Privilege Escalation: Always Check Effective UID

Scripts altering system state, deploying code, or modifying permissions must check who is running them. Don’t trust the environment; check explicitly.

if [[ $EUID -ne 0 ]]; then
    echo "Must be run as root" >&2
    exit 1
fi

Alternatively, use sudo for a single privileged operation and drop back to unprivileged execution—minimizing attack surface.

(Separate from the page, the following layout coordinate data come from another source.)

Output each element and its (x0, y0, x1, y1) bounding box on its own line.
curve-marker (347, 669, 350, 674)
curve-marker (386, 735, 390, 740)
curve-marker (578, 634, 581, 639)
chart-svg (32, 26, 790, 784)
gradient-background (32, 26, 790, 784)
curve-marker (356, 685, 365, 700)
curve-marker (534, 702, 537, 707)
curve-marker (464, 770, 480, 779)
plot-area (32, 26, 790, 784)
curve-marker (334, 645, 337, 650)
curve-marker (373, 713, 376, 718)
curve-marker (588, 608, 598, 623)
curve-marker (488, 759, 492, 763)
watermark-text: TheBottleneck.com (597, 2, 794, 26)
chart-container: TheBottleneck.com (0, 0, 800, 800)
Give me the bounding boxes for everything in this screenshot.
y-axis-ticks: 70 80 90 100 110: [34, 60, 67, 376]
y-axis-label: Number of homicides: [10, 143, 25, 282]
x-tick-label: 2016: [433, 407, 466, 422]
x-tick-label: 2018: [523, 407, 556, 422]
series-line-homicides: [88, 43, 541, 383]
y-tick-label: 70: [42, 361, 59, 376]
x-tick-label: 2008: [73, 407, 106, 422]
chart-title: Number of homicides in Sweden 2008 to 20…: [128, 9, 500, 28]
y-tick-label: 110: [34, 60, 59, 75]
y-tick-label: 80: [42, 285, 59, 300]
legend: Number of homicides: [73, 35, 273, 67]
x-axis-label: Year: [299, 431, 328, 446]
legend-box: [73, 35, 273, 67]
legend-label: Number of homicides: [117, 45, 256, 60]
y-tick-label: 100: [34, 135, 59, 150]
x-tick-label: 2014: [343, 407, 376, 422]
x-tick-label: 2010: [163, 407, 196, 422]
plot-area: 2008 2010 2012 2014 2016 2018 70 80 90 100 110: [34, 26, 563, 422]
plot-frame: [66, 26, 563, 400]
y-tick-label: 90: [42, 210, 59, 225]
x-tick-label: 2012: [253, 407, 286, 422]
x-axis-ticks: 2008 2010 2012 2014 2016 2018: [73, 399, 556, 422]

Debugging: Don’t Guess, Inspect

Typical reasons a script “doesn’t run”:

  • Permissions off (ls -l filename)
  • Shebang points to non-existent interpreter
  • Windows line endings (^M visible with cat -v)
    Fix: dos2unix myscript.sh
  • Syntax error: run with bash -n script.sh
  • Runtime tracing:
    bash -x ./myscript.sh
    
    Outputs a trace—ideal for chasing subtle logic errors.

Example real error:

bash: ./myscript.sh: /bin/bash^M: bad interpreter: No such file or directory

Classic sign of DOS line endings.


Table: Fast Reference for Robust Script Execution

StepNotes / Impact
Shebang (#!/bin/bash)Essential for predictable behavior
Explicit interpreter (e.g., bash a.sh)Avoids executability issues
Exclude . from PATHReduces exploitation risk
Full paths for commandsCron, restricted shells often lack usual $PATH
Use $SCRIPT_DIR for file refsAvoid surprises from cwd changes
Always check $EUID for root opsPrevents accidental privilege escalation
set -euo pipefailFail early and loudly
Convert line endings as neededUnix scripts fail with DOS/CR/LF endings

Not Obvious: Interpreter Version Drift

#!/usr/bin/env python3 selects the python3 in current $PATH—could be any version. Containerized environments (e.g., Alpine Linux) may not have /usr/bin/python at all.
Mitigation: for critical scripts, consider pinning the interpreter path or explicitly checking versions at runtime.

python3 --version

Side Notes

  • Systemd units set a minimal environment by default; use EnvironmentFile or Environment in service files if variables are needed.
  • Old NFS-mounted home directories may silently block chmod +x—debug with ls -l and mount output.

A script that runs “just fine” on your dev machine can quietly break on CI, in a cron job, or under a restricted container, usually due to one of the issues above. Closing these gaps means fewer midnight incidents.

Experienced engineers always assume hostile environments. That’s why their scripts rarely fail in production.